Scene20 - Manos

Inés

Nunca supo por qué sus manos, tan negras por arriba, tenían la palma blanca y rosada. Los ancianos de su tribu, antes de la llegada del hombre blanco, narraban que sus antepasados habían sido bestias mitad animales, y como tales atravesaron las largas llanuras del mundo a cuatro patas, persiguiendo a sus enemigos y huyendo de la ira de los dioses. Y ese era el motivo por el que sus descendientes no poseían pigmentación en manos y pies, porque las frenéticas carreras por la tierra habían arrancado el color de estas.

Al menos, eso se decía en su tribu.

De niño aquella seña racial había sido motivo de orgullo; sus antepasados habían sido tan fuertes y rápidos que consiguieron alterar su fisionomía. Pero desde que el hombre blanco llegó a su tribu, había llegado a odiar aquellas manos negras y blancas, como había llegado a odiar todo lo que le diferenciaba del hombre blanco.

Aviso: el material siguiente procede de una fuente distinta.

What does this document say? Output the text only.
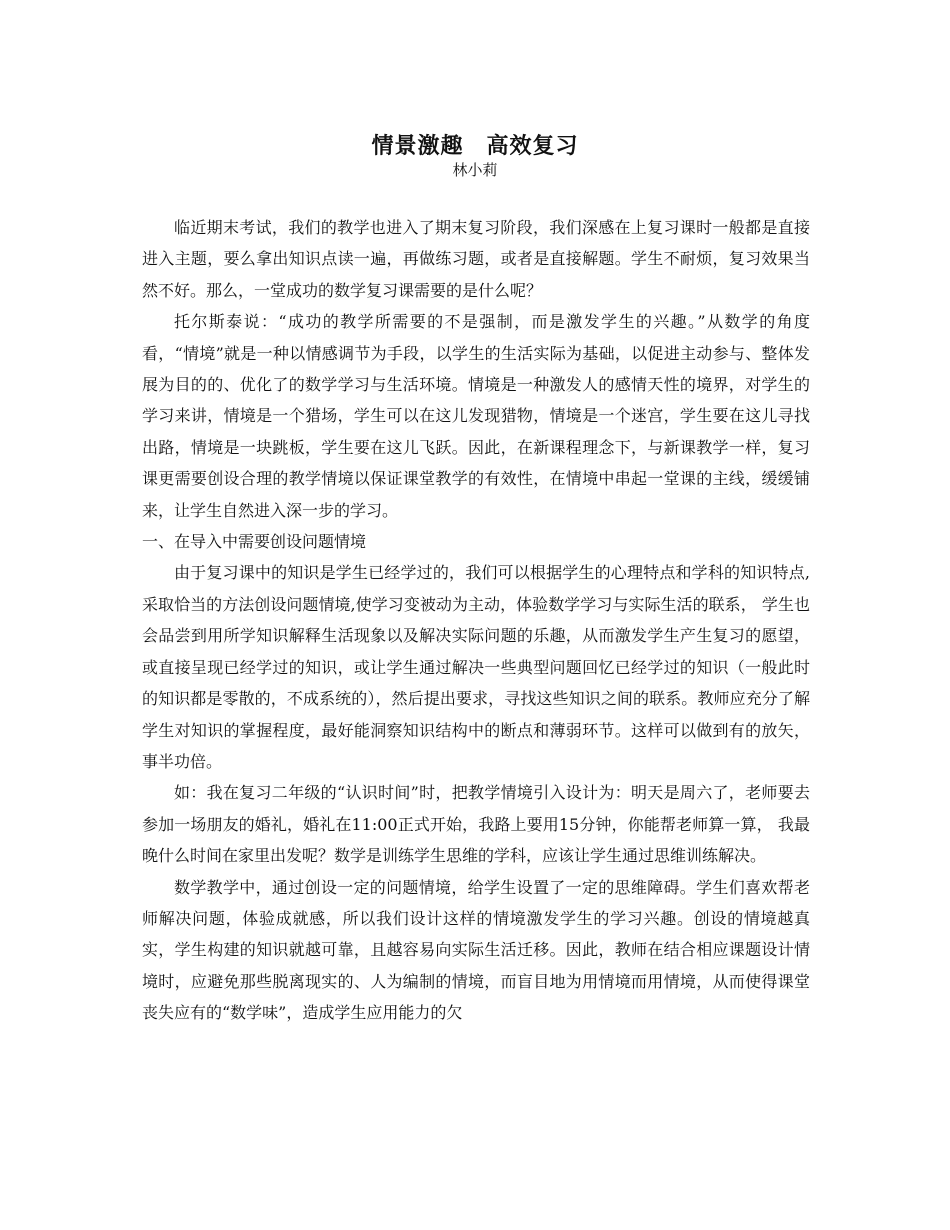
情景激趣　高效复习
林小莉

临近期末考试，我们的教学也进入了期末复习阶段，我们深感在上复习课时一般都是直接进入主题，要么拿出知识点读一遍，再做练习题，或者是直接解题。学生不耐烦，复习效果当然不好。那么，一堂成功的数学复习课需要的是什么呢？

托尔斯泰说：“成功的教学所需要的不是强制，而是激发学生的兴趣。”从数学的角度看，“情境”就是一种以情感调节为手段，以学生的生活实际为基础，以促进主动参与、整体发展为目的的、优化了的数学学习与生活环境。情境是一种激发人的感情天性的境界，对学生的学习来讲，情境是一个猎场，学生可以在这儿发现猎物，情境是一个迷宫，学生要在这儿寻找出路，情境是一块跳板，学生要在这儿飞跃。因此，在新课程理念下，与新课教学一样，复习课更需要创设合理的教学情境以保证课堂教学的有效性，在情境中串起一堂课的主线，缓缓铺来，让学生自然进入深一步的学习。

一、在导入中需要创设问题情境

由于复习课中的知识是学生已经学过的，我们可以根据学生的心理特点和学科的知识特点,采取恰当的方法创设问题情境,使学习变被动为主动，体验数学学习与实际生活的联系， 学生也会品尝到用所学知识解释生活现象以及解决实际问题的乐趣，从而激发学生产生复习的愿望，或直接呈现已经学过的知识，或让学生通过解决一些典型问题回忆已经学过的知识（一般此时的知识都是零散的，不成系统的），然后提出要求，寻找这些知识之间的联系。教师应充分了解学生对知识的掌握程度，最好能洞察知识结构中的断点和薄弱环节。这样可以做到有的放矢，事半功倍。

如：我在复习二年级的“认识时间”时，把教学情境引入设计为：明天是周六了，老师要去参加一场朋友的婚礼，婚礼在11:00正式开始，我路上要用15分钟，你能帮老师算一算， 我最晚什么时间在家里出发呢？数学是训练学生思维的学科，应该让学生通过思维训练解决。

数学教学中，通过创设一定的问题情境，给学生设置了一定的思维障碍。学生们喜欢帮老师解决问题，体验成就感，所以我们设计这样的情境激发学生的学习兴趣。创设的情境越真实，学生构建的知识就越可靠，且越容易向实际生活迁移。因此，教师在结合相应课题设计情境时，应避免那些脱离现实的、人为编制的情境，而盲目地为用情境而用情境，从而使得课堂丧失应有的“数学味”，造成学生应用能力的欠
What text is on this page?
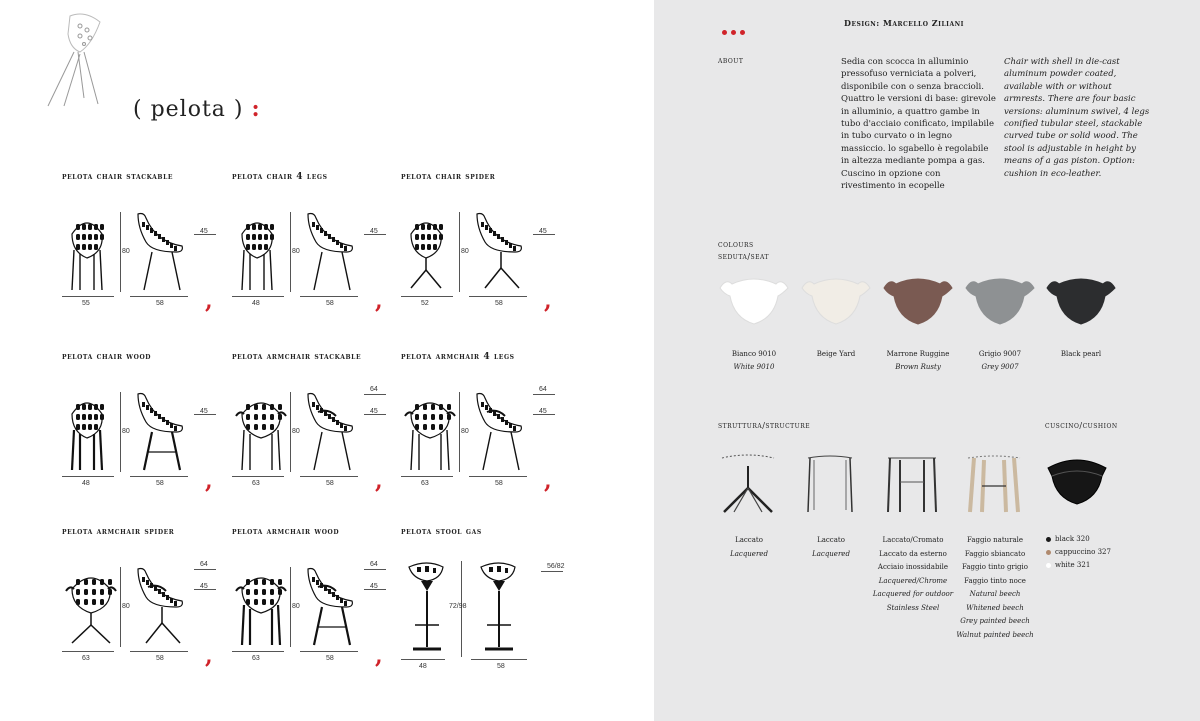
( pelota ) :
pelota chair stackable
80
45
55	58 ,
pelota chair 4 legs
80
45
48	58 ,
pelota chair spider
80
45
52	58 ,
pelota chair wood
80
45
48	58 ,
pelota armchair stackable
80
45
64
63	58 ,
pelota armchair 4 legs
80
45
64
63	58 ,
pelota armchair spider
80
45
64
63	58 ,
pelota armchair wood
80
45
64
63	58 ,
pelota stool gas
72/98
56/82
48	58
Design: Marcello Ziliani
about	Sedia con scocca in alluminio pressofuso verniciata a polveri, disponibile con o senza braccioli. Quattro le versioni di base: girevole in alluminio, a quattro gambe in tubo d'acciaio conificato, impilabile in tubo curvato o in legno massiccio. lo sgabello è regolabile in altezza mediante pompa a gas. Cuscino in opzione con rivestimento in ecopelle
Chair with shell in die-cast aluminum powder coated, available with or without armrests. There are four basic versions: aluminum swivel, 4 legs conified tubular steel, stackable curved tube or solid wood. The stool is adjustable in height by means of a gas piston. Option: cushion in eco-leather.
colours
seduta/seat
Bianco 9010
White 9010
Beige Yard	Marrone Ruggine
Brown Rusty
Grigio 9007
Grey 9007
Black pearl

struttura/structure	cuscino/cushion
Laccato
Lacquered

Laccato
Lacquered

Laccato/Cromato
Laccato da esterno
Acciaio inossidabile
Lacquered/Chrome
Lacquered for outdoor
Stainless Steel

Faggio naturale
Faggio sbiancato
Faggio tinto grigio
Faggio tinto noce
Natural beech
Whitened beech
Grey painted beech
Walnut painted beech

black 320
cappuccino 327
white 321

Y mientras no podía abandonar su odio por su propia piel, había llegado a amar la nívea piel de su ama. Inés, cuyo cutis poseía una blancura que casi hacía daño a la vista. Y Tafari, presa de la adoración, con el corazón corriendo en su pecho con la fuerza de sus ancestros, se introducía en secreto en las habitaciones privadas de su ama, mientras esta dormía en letargo, y allí se sentaba sobre la alfombra para admirarla de cerca. Temblando, alargaba su mano bicolor para acariciar la de la joven, recorriendo con sus dedos los largos ríos de venas azuladas que surcaban el interior de la dermis de Inés.

Era su pequeño secreto, un secreto que jamás se atrevería a revelar.

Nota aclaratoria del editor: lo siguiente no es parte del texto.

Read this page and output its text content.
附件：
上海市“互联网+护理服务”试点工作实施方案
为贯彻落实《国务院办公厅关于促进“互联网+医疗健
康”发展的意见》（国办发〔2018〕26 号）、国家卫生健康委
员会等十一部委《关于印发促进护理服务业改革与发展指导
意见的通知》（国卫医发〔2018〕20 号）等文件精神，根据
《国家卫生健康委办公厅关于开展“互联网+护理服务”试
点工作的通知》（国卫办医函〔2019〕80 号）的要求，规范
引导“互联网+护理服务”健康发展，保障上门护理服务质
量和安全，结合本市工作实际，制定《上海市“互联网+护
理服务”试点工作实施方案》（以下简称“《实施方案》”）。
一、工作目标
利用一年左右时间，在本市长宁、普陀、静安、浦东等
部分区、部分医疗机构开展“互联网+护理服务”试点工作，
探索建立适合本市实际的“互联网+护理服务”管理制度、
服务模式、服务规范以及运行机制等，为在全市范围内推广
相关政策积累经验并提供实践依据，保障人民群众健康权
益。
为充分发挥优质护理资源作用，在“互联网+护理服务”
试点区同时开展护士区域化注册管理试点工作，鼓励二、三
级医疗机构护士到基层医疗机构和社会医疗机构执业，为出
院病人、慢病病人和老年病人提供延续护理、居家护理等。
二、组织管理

Con el paso de los años, de los siglos, había llegado a comprender por qué Inés, una Diosa todopoderosa, compró a alguien como él. Al principio pensó que era por su fuerza, pero Inés se había revelado como una joven sorprendentemente fuerte, probablemente como parte de sus poderes sobrenaturales. Después, pensó en el aspecto amenazador que poseía él mismo: negro como el tizón, grande, imponente, con un ojo de cristal y una expresión fiera. Pero tampoco era eso; Inés podía manipular las sombras alrededor de los mortales hasta hacerles caer en la locura.

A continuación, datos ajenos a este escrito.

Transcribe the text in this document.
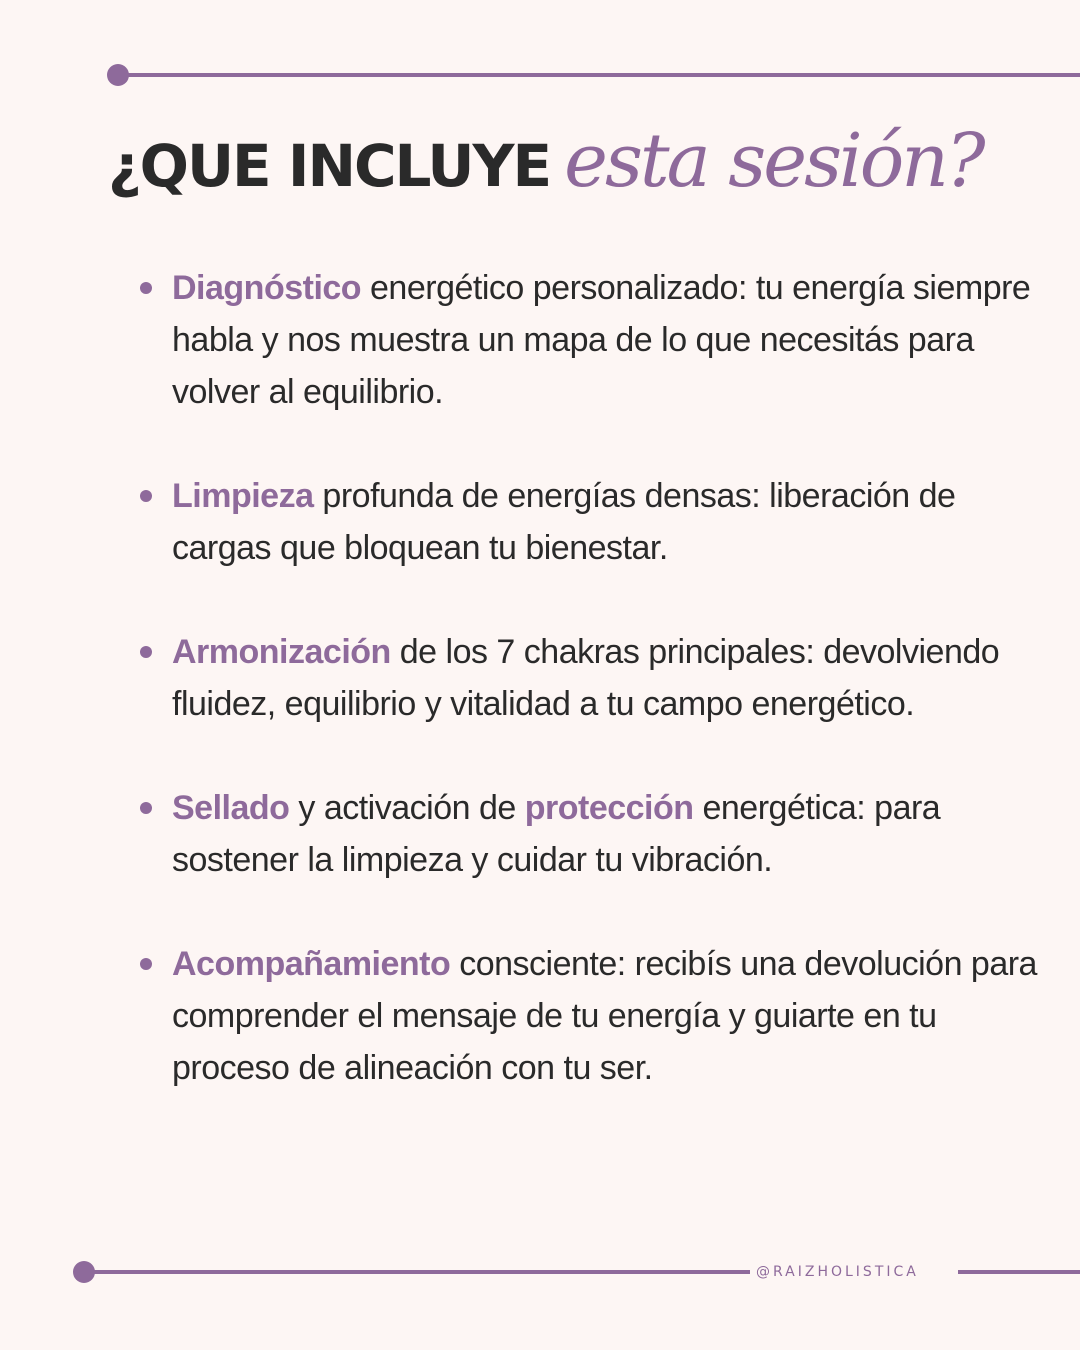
¿QUE INCLUYE esta sesión?
Diagnóstico energético personalizado: tu energía siempre habla y nos muestra un mapa de lo que necesitás para volver al equilibrio.
Limpieza profunda de energías densas: liberación de cargas que bloquean tu bienestar.
Armonización de los 7 chakras principales: devolviendo fluidez, equilibrio y vitalidad a tu campo energético.
Sellado y activación de protección energética: para sostener la limpieza y cuidar tu vibración.
Acompañamiento consciente: recibís una devolución para comprender el mensaje de tu energía y guiarte en tu proceso de alineación con tu ser.
@RAIZHOLISTICA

No, no era por la gente; no era por la impresión que podrían causar a los demás. Lo había comprado… por ella. Porque, había llegado a comprender su guardaespaldas, Inés era la persona más solitaria del mundo. Y aunque nunca admitía más contacto entre ellos que el que había cuando le estrechaba las lazadas del corsé o le abrochaba una gargantilla al cuello, Inés deseaba con toda su alma sentir que alguien la amaba, la necesitaba, la adoraba.

Y así, dado que estaba prohibido tocarla, Tafari se arriesgaba a unos soberbios latigazos para colarse en su habitación todas las noches, y acariciarle la piel, para que las albas manos de Inés se sintieran protegidas, cubiertas, y amadas por las manos blancas y negras de Tafari.